Publié le 14 Mai 2016 par ACTION ENFANCE CAMBODGE dans Art culture et traditions

Bobor sach moan
Bobor sach moan Bobor sach moan
Dans notre rubrique, arts, culture et traditions du Cambodge :
Recette : Bobor sach moan ou soupe de poulet

Bobor sach moan

Plat populaire par excellence, le bobor est généralement consommé par les Cambodgiens le matin comme petit-déjeuner, ou comme en-cas à la sortie des cours ou du travail. Recette facile et très malléable, mais un peu longue; si l'envie de bobor vous prend, nombreux sont les restaurants de rue qui en proposent à un prix entre 3000 et 5000 riels.

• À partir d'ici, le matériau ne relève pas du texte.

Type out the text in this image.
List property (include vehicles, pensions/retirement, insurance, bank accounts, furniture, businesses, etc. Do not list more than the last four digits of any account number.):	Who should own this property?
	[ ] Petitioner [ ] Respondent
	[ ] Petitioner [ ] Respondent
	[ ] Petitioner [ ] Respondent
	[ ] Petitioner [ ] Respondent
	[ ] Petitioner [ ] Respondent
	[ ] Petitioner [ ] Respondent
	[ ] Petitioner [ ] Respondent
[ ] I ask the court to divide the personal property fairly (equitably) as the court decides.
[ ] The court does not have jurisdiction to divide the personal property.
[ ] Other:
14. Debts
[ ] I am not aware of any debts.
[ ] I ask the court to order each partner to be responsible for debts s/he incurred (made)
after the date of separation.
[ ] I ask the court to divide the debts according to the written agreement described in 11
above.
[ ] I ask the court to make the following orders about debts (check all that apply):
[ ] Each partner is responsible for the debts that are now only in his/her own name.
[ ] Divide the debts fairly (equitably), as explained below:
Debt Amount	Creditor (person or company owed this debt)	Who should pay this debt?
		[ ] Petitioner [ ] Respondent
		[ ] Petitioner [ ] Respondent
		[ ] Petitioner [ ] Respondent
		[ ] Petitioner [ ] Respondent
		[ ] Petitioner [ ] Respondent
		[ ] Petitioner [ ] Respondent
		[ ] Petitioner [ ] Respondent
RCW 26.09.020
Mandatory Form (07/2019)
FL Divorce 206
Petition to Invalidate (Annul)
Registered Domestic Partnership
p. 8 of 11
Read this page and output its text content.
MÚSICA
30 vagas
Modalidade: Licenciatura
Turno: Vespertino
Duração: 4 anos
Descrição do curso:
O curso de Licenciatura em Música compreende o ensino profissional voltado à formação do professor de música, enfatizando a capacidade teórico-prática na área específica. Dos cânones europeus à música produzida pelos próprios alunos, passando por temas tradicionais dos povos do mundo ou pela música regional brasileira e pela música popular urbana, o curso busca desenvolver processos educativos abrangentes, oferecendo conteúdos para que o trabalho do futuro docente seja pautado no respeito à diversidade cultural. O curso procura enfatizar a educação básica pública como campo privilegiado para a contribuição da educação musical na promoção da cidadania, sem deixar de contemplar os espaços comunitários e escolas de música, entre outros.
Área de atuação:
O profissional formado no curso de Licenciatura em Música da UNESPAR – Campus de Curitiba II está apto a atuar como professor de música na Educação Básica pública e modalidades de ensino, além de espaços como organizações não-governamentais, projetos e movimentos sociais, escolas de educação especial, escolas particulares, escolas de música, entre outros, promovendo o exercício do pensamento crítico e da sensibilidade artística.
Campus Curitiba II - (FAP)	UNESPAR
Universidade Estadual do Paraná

Ciseler la coriandre et l’oignon nouveau, couper l’oignon puis écraser l’ail et hacher grossièrement. Dans une casserole mettre les deux litres d’eau puis ajouter l’oignon, l’ail écrasé, le poulet, le gingembre, le sucre, le sel, les graines de coriandre ainsi que le poivre. Ajouter plus d’eau si nécessaire pour couvrir le poulet.

Cuire pendant environ une heure à feu fort et retirer le poulet.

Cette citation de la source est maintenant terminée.